Dedication certainly isn’t an album of instant gratification: like Zomby’s proverbial pair of smart shoes, it’s a record that takes some wearing in. On the surface its acid soundscapes suggest a reverence for what electronic music sounded like when it still had the capacity to shock; at its core, there’s an emotional seriousness that recalls what Zomby himself calls (in reference to Burial) “a uniquely British lament for the death of the soulful dance music we grew up with”. Beyond that, it’s a hard record to pigeonhole, and – like the record before it, and the one no doubt soon to follow – a merry dance around his audience’s expectations. Not that expectations are something Zomby spends too much time worrying about.

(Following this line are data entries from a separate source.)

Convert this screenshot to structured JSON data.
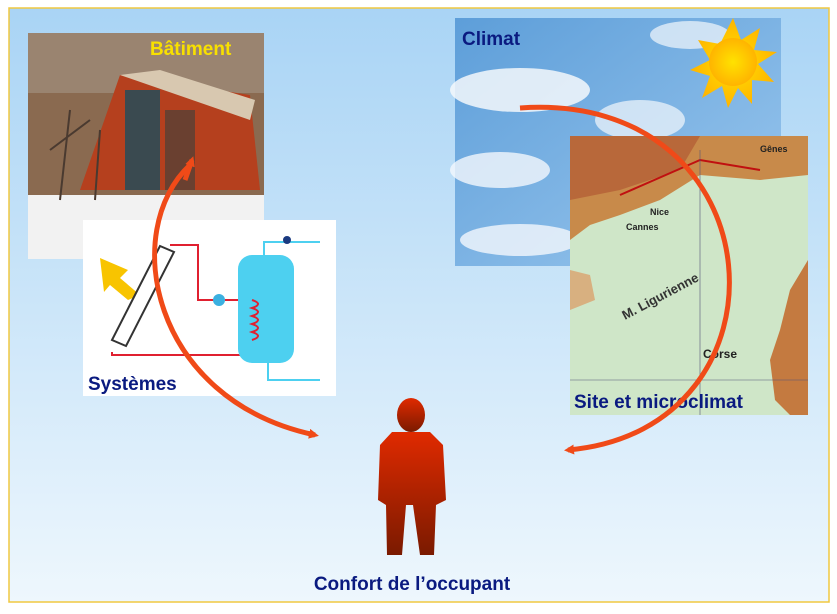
{
  "labels": {
    "building": "Bâtiment",
    "climate": "Climat",
    "systems": "Systèmes",
    "site": "Site et microclimat",
    "occupant": "Confort de l’occupant"
  },
  "map_labels": [
    "Gênes",
    "Nice",
    "Cannes",
    "M. Ligurienne",
    "Corse"
  ]
}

“Public approval is a pretty ridiculous concept, especially when you’re doing work that you believe to be necessary. Some people will always be on the outside looking in – trying to figure out why people like it, why people are dancing to it – and they’re the ones that put labels on it. Is it dubstep? Is it post-dubstep? All that says to me is that they don’t understand it, and that’s their problem, not mine. I’m only interested in joining the dots in my own narrative, and making music that suits whatever mood I’m in at the time. Seriously, I have mood swings like mad.”